Comment le pacte mondial peut-il donner corps à cette vision ?

  1. Le pacte mondial peut donner corps à cette vision s’il :
    1. Reconnaît que des migrations internationales sûres, ordonnées et régulières apportent des avantages aux Etats et aux migrants ;
    2. Reconnaît que les principes qui sous-tendent des migrations internationales sûres, ordonnées et régulières s’appuient sur les normes, règles et principes internationaux pertinents;[1]
    3. Reconnaît dans leur globalité tous les aspects des migrations internationales qui appellent une coopération mondiale inter-Etats ;
    4. Reconnaît les obligations incombant à toutes les parties prenantes, ainsi que les engagements et les accords exigés d’elles dans le domaine des migrations internationales ;
    5. Evalue et analyse systématiquement les politiques et pratiques efficaces concernant l’ensemble des questions relatives à la migration[2] à l’échelle locale, nationale, régionale et mondiale ;
    6. Indique des moyens permettant de traduire les principes, engagements et accords en des objectifs concrets et réalisables, présente les possibilités qui s’offrent en matière de gouvernance de la mobilité, encourage la migration régulière, s’attaque aux dimensions des crises se rapportant à la mobilité, et propose des solutions novatrices et pratiques largement applicables ;
    7. Est réalisable, indique les lacunes qui subsistent dans les engagements et les accords, et identifie les obstacles et les difficultés responsables et découlant de ces lacunes ;
    8. Offre une tribune de suivi et d’examen des progrès.

Qu’est-ce que cela supposera ?

  1. En donnant corps à cette vision, le pacte mondial sur les migrations deviendra un cadre fédérateur régissant la gouvernance mondiale des migrations grâce à un ensemble de principes communs, d’engagements et d’accords. Il accordera une place centrale aux droits, aux besoins, aux capacités et aux contributions des migrants, afin de garantir leur sécurité, leur dignité et leurs droits de l’homme.

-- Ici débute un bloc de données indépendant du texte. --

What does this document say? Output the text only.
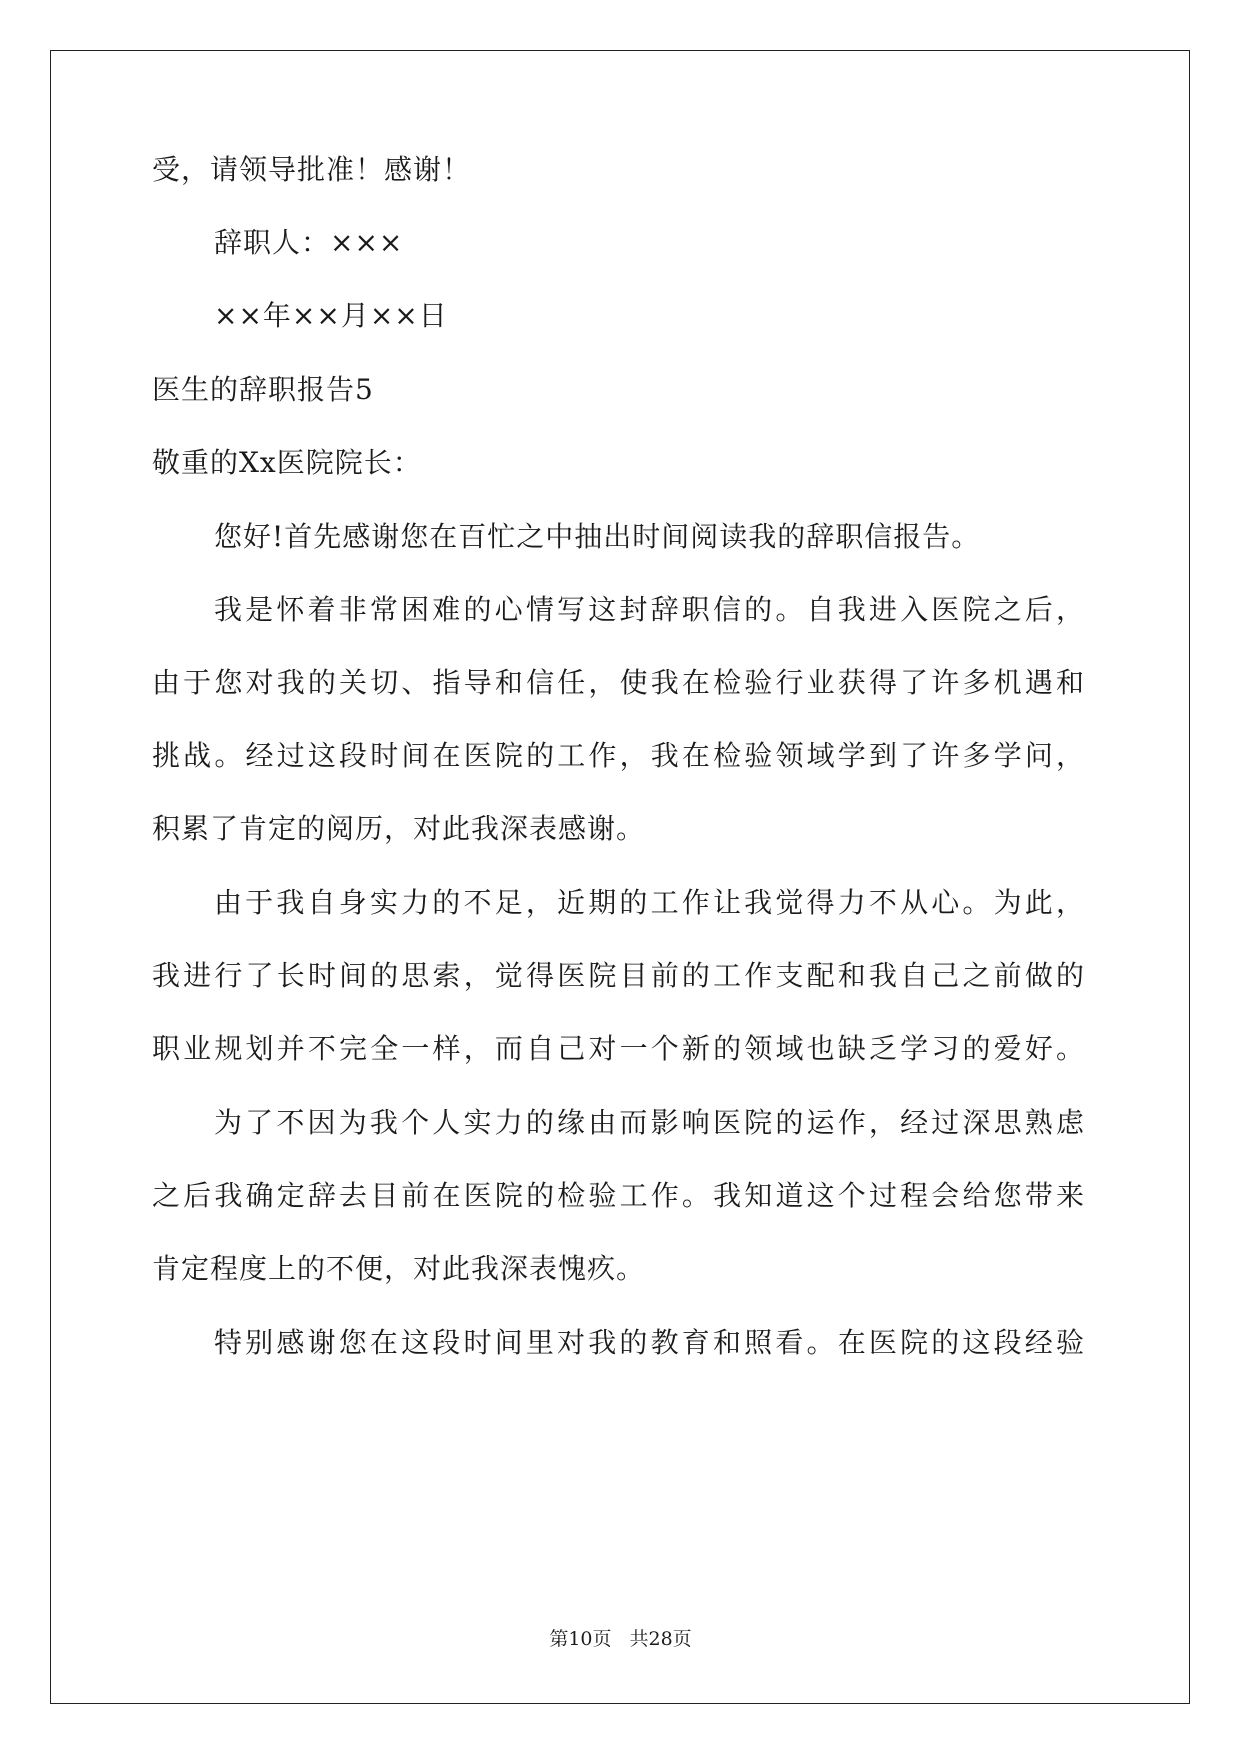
受，请领导批准！感谢！
辞职人：×××
××年××月××日
医生的辞职报告5
敬重的Xx医院院长：
您好!首先感谢您在百忙之中抽出时间阅读我的辞职信报告。
我是怀着非常困难的心情写这封辞职信的。自我进入医院之后，
由于您对我的关切、指导和信任，使我在检验行业获得了许多机遇和
挑战。经过这段时间在医院的工作，我在检验领域学到了许多学问，
积累了肯定的阅历，对此我深表感谢。
由于我自身实力的不足，近期的工作让我觉得力不从心。为此，
我进行了长时间的思索，觉得医院目前的工作支配和我自己之前做的
职业规划并不完全一样，而自己对一个新的领域也缺乏学习的爱好。
为了不因为我个人实力的缘由而影响医院的运作，经过深思熟虑
之后我确定辞去目前在医院的检验工作。我知道这个过程会给您带来
肯定程度上的不便，对此我深表愧疚。
特别感谢您在这段时间里对我的教育和照看。在医院的这段经验
第10页 共28页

Le pacte mondial a pour objet de réaliser le potentiel de développement des migrants et d’exploiter les avantages indirects qu’apporte la migration aux sociétés d’origine et d’accueil et, à cet effet, mettra à la disposition des Etats une série de principes directeurs et d’outils connexes devant permettre de gérer les migrations avec efficacité et dans le respect de la dignité humaine, d’encourager la migration régulière et de prévenir la migration irrégulière. Il marquera une étape clé vers l’avènement d’un monde où la migration est un choix et non plus une nécessité, et où elle est bien gérée et peut être une force positive pour les personnes, les sociétés et les Etats. Ce faisant, il contribuera à la facilitation de migrations sûres, ordonnées et régulières, améliorant par là la protection des droits de l’homme des migrants ; à la réduction des migrations forcées et irrégulières et, le cas échéant, à l’atténuation de leurs incidences ; et aux mesures prises face aux conséquences pour la mobilité des catastrophes naturelles et d’origine humaine.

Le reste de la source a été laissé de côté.